Obviously offended by the media’s exaggerated criticism of the host city, Julia could not help but insist to focus more on the “zero problem with Zika,” pointing out further that “barely 10 percent of the other prophecies of doom proved to be accurate.”
Brazil’s tourism ministry shares the same optimism, even expecting a post-Olympics tourism boost as “83.1 percent of foreign tourists and 98.7 percent of Brazilians said their experience of Rio either met or exceeded their expectations,” as reported by Rio2016.com, the official website of the Rio 2016 Olympics.
The website reports that Brazil’s tourism ministry projects a six percent growth in the influx of tourists to the country over the next year.
“This is what we expect, it could even exceed this estimate,” said Jun Yamamoto, the ministry of tourism’s director of planning and strategic management, as quoted on the website.
For its part, the International Olympics Committee (IOC) offered “a glowing assessment of the athletics achievements, the sports venues and the spirit of the Brazilian people” which, according to IOC president Thomas Bach, was “iconic”
“We have seen iconic athletes across all the sports,” Bach told reporters at the Rio 2016 Olympics wrap-up press briefing. “The level of competition over all the sports was extremely high, and I can only congratulate the athletes for their stunning performances. This is only possible if you have excellent venues.”
“The Brazilians were great hosts and united behind these Games. With the joy of life of the Brazilians, they turned this into a great party for everybody,” added Bach, as quoted on IOC’s official website.
On the other hand, Brazilian anthropologist, social scientist and philosopher Luis Eduardo Soares, in an article in The Guardian, paints a rather bleak picture of post-Rio 2016.
Calling it “an Olympic hangover,” Soares said that while Rio de Janeiro has proved to the world that it knows how to organize and promote big events like the Olympic games, “as the festive air and the tourism subside, and with the Paralympics due to start in a matter of weeks, the old problems remain.”
Bringing his fellow Brazilians’ attention back to the day when “Brazil and Rio de Janeiro won the bid to host the 2016 Olympic Games… in the glow of economic success,” Soares laid down a litany of events that led to their country’s downfall spearheaded by the false promise of economic boom for which the abortive deep-water oil exploration is to blame.“It is now that the residents of Rio de Janeiro begin to wonder: what will the legacy be?

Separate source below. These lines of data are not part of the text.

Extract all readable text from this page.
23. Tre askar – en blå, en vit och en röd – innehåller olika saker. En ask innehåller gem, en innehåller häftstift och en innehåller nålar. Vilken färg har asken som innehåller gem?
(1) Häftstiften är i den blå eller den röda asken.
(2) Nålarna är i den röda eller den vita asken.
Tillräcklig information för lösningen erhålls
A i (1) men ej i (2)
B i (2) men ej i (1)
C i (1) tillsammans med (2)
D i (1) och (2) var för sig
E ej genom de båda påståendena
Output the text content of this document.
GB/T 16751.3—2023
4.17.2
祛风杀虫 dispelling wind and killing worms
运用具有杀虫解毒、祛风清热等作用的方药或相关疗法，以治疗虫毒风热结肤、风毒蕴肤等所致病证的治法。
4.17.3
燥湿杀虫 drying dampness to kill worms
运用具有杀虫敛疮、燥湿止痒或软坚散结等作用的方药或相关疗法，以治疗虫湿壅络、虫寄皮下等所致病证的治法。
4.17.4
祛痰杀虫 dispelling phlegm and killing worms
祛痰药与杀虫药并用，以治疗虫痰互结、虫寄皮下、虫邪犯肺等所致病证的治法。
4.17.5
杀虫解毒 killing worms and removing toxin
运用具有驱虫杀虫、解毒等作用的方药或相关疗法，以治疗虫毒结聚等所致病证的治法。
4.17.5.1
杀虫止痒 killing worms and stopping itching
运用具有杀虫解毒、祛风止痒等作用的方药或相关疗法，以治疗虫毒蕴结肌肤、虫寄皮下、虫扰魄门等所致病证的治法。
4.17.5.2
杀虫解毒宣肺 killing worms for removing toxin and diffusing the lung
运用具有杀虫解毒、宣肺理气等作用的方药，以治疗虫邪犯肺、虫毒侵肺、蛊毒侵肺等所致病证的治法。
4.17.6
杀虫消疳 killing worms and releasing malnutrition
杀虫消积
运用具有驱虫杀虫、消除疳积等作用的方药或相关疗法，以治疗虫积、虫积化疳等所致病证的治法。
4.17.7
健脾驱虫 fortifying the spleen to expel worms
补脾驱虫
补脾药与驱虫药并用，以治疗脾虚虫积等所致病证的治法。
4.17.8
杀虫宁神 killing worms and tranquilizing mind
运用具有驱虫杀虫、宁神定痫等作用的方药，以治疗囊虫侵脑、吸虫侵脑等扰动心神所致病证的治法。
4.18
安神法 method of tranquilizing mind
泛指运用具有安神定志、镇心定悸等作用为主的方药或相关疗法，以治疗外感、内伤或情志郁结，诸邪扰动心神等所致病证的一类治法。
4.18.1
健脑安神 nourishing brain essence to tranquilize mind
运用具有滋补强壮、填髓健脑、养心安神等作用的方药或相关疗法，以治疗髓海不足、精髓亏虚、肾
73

As we present ourselves to the world, have we revealed our faults? Or has the power of our cultural creativity come to the fore? Therein lies the contradiction of Rio: the combination of beauty and poverty, hedonism and inequality, a carnival atmosphere and bloody violence.”
The said project, Soares noted, buried his country into excessive debts, pointing further to the corruptions that subsequently surfaced “involving members of the federal government, state and municipal governors, and almost 200 federal members of congress and senators from across almost all parties… the greatest scandal in the history of the Brazilian republic.”
Soares, however, was not uncharitable to the toils and pains many of his countrymen bravely endured without pay, if only to ensure the success of Rio 2016 Olympics, which has gifted their country with most Olympics medals ever.
“Despite all this, the Rio Olympics have been a success. What worries me – and many residents – is what happens the day after they finish. In a short while the Olympic Games will be memory, but they will last for us, who live in Rio, as a major object of political dispute and a challenge for the future. Rio de Janeiro is good – incredible – at the spectacular. Our problem is the everyday.”